The Silicon Valley journalist and co-founder of Recode also discussed Google, data, and the future of real estate at Inman Connect San Francisco

Tech platforms are largely unprepared for their enormous responsibility, which will affect every industry, including real estate, journalist Kara Swisher said during her opening talk at the Capital Connect portion of the Inman Connect San Francisco conference on Friday morning.

Kara Swisher

Swisher, one of Silicon Valley’s most prominent journalists and the founder of the tech news site Recode, took the stage wearing her trademark sunglasses, where she was interviewed by Audie Chamberlain, founder of the real estate public relations firm Lion & Orb.

“What they’ve created is a real monster, and they haven’t done a good job controlling their monster,” Swisher said of Facebook. “They put themselves in the middle of humanity, and now they have to deal with the repercussions of humanity.”

Facebook, while an essential tool for many in the real estate industry, has faced growing scrutiny and criticism over the past two years.

The platform was used by Russians to influence the 2016 U.S. presidential election, faced Congressional inquiries over its failure to protect data privacy in its Cambridge Analytica scandal and most recently saw founder Mark Zuckerberg say he would allow Holocaust deniers to share their views on Facebook in an interview with Swisher herself.

“It’s a really complicated and difficult issue and unfortunately it’s being decided by a guy who didn’t finish college,” Swisher said.

Most of Swisher’s conversation at ICSF focused on the tech industry more broadly, but Swisher did say she sees a lot of potential for the use of augmented reality and virtual reality in the real estate industry.

“For the first time I could really see the applications of VR, of how you could go through a house,” Swisher said of her recent experience trying a VR platform. “How you do real estate and how you look at things — by the way I’m looking for an apartment in Washington if anyone has any ideas, three bedrooms — the search is ridiculously analog.”

“Here, go to a site, look at these photos, and it just seems like there’s a better way,” she added. “I’m doing a lot of the digging, and I think there are probably interesting ways using AR and VR to create a marketing plan for someone to buy things.”

Swisher also discussed the impact of data privacy and behemoths like Google owning information about millions of people for decades.

“If you think of the applications for real estate, it’s enormous,” she said.

As these platforms continue to figure out their responsibility in policing hate speech and incitements to violence and as facilitators of much of the world’s communication, their presences in people’s lives are changing.

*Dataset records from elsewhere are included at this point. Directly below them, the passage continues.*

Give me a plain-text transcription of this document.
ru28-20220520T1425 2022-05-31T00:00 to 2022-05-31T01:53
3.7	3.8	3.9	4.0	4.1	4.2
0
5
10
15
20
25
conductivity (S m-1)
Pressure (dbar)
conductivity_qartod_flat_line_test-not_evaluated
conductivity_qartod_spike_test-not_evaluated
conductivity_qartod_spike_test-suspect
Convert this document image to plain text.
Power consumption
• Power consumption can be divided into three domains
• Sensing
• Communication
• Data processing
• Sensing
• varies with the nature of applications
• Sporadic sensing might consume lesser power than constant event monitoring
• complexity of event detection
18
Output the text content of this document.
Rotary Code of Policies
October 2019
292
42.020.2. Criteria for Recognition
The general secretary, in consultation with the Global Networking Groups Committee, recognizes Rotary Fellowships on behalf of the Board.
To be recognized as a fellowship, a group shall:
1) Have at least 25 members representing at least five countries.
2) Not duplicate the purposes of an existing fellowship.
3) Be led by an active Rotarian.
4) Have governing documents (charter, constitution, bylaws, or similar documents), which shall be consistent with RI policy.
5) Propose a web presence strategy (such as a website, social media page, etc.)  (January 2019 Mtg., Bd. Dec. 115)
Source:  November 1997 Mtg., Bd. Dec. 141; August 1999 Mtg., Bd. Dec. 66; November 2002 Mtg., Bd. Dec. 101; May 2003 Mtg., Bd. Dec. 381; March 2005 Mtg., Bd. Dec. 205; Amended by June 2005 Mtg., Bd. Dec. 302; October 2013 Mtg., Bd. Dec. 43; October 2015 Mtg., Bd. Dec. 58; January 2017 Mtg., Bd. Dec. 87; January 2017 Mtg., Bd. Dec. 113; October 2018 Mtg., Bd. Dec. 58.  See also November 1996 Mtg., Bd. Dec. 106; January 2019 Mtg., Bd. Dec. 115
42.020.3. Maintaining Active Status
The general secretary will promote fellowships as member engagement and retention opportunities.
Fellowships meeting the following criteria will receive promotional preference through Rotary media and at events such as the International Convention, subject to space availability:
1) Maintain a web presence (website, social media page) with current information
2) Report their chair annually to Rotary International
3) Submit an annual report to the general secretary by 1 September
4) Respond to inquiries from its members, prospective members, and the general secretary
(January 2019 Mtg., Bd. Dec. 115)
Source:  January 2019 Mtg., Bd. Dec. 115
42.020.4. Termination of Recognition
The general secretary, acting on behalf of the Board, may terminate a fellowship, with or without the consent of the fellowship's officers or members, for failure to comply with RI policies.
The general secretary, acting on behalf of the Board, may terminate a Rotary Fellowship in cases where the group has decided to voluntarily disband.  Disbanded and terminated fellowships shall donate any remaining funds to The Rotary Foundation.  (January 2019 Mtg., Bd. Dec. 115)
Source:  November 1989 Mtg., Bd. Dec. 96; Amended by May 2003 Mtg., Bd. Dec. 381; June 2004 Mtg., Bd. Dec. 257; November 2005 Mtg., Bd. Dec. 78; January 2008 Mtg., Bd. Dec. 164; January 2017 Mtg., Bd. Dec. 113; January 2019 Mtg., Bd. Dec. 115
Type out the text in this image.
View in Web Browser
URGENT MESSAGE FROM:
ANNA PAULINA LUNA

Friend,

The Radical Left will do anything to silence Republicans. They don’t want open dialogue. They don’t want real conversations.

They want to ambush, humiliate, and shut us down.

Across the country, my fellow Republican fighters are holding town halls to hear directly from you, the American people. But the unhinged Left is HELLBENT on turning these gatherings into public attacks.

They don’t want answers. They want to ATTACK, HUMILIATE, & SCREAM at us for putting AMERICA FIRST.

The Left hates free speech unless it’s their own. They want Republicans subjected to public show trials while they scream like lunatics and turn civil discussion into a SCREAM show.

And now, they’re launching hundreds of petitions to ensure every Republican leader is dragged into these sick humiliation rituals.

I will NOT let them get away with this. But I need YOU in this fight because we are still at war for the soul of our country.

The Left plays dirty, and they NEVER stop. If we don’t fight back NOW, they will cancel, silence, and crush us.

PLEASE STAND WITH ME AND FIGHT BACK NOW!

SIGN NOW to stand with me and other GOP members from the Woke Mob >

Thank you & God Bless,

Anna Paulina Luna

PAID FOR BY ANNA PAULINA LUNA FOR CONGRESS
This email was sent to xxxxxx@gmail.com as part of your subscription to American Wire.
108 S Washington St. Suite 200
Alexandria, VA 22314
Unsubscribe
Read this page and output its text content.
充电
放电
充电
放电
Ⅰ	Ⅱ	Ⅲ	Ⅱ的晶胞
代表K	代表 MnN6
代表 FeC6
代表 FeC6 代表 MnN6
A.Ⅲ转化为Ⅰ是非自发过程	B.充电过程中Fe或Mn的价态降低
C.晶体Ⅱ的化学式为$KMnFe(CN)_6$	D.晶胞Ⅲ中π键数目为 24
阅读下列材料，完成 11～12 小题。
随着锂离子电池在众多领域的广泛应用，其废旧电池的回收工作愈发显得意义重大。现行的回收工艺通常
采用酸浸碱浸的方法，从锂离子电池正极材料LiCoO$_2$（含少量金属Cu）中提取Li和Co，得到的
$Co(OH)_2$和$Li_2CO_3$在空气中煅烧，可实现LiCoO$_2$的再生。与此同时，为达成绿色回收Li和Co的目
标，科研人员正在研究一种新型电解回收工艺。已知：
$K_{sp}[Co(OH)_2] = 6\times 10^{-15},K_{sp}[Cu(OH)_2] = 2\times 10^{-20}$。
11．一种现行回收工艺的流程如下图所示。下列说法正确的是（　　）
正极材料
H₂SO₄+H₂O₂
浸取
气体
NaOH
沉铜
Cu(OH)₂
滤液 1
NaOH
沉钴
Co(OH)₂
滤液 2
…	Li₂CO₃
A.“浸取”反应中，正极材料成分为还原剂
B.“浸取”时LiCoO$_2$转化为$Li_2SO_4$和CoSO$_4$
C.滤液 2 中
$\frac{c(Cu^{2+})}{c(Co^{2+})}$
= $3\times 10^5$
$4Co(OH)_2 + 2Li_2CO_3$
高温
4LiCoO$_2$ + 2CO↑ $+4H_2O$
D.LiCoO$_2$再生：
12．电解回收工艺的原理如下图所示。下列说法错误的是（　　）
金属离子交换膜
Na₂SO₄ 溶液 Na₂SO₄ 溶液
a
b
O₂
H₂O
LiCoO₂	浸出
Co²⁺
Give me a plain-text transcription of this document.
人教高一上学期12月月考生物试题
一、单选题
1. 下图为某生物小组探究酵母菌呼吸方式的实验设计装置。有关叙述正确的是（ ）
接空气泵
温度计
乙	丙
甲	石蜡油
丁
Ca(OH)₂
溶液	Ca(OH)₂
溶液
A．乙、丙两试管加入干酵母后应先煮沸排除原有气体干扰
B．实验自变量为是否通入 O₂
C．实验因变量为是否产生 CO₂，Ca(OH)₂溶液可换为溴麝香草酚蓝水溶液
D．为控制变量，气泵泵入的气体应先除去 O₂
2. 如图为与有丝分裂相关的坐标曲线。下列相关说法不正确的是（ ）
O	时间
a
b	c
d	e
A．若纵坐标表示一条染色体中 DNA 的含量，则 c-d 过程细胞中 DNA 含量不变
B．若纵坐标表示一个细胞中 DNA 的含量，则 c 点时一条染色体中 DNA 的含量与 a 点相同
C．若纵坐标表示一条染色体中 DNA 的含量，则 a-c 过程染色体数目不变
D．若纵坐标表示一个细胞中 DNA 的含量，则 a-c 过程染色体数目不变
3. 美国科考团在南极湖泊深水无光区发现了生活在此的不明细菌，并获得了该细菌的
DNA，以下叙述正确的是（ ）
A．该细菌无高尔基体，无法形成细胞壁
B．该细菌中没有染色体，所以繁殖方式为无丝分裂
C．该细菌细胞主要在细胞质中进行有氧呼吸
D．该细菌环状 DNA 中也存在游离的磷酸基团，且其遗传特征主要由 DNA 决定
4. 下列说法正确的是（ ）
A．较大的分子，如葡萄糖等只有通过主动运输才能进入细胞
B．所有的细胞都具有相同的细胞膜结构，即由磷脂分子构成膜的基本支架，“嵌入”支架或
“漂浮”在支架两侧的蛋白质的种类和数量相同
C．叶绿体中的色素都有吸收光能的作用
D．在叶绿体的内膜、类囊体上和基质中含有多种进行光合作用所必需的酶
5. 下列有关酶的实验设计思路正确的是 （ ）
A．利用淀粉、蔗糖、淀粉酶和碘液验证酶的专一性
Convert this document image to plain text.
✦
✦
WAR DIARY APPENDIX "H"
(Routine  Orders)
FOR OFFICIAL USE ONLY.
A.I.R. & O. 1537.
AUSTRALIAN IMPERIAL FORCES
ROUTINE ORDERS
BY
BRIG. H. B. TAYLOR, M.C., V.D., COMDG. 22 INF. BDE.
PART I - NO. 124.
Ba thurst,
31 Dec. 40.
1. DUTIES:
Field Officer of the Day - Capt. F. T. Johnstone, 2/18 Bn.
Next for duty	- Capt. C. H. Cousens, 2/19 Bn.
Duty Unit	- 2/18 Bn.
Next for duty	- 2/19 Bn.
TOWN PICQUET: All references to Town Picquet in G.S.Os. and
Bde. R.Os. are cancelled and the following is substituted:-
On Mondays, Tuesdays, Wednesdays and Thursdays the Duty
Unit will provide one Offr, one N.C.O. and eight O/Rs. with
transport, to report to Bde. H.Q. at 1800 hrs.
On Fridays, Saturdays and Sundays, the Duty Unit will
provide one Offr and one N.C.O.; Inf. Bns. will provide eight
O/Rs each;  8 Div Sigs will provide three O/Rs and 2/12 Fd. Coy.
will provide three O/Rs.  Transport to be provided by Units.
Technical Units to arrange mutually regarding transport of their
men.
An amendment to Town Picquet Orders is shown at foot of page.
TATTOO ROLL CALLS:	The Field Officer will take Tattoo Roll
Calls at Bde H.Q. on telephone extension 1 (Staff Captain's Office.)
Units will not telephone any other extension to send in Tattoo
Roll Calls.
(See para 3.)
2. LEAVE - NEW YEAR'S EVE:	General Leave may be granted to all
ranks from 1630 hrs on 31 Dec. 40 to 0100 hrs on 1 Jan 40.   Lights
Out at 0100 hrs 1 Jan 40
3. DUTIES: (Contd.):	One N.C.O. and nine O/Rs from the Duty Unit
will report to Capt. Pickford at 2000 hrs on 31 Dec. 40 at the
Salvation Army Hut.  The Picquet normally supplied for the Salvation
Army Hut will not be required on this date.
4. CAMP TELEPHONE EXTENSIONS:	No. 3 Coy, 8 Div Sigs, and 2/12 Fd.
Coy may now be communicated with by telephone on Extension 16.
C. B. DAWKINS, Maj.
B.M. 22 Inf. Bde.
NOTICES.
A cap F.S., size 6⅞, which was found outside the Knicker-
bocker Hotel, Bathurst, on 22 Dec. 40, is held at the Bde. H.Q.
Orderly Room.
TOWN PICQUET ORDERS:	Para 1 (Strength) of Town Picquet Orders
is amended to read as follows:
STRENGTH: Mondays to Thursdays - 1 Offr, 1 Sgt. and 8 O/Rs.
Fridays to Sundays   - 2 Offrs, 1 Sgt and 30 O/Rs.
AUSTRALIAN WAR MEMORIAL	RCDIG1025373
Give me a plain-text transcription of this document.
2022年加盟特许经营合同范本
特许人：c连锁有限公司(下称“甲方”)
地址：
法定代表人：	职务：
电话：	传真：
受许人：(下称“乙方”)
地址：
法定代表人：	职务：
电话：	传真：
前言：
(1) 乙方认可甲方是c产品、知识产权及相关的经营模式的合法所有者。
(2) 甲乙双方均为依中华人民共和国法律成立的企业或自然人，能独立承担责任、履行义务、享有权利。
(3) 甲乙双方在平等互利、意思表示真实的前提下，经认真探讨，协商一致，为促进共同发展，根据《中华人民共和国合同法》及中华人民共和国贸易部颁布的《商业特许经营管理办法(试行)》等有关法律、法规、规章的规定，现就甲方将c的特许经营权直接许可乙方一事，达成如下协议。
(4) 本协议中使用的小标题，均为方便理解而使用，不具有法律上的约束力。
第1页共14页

“Twitter has made a cesspool of itself. It’s a noisy, nasty cesspool now,” Swisher said.

“Facebook has been a suburb so long, a really nice suburb, and suddenly, there’s glass windows that have been banged out, and suddenly, there’s people screaming at you,” she added.

And for real estate agents, the implications of that are in advertising.

“It’s a harder and harder place to market,” she said.

Swisher said she almost missed the opportunity to interview Zuckerberg because he personally reached out to her through Facebook Messenger — a platform she doesn’t check.

“Who the hell uses Messenger? Not me,” she said.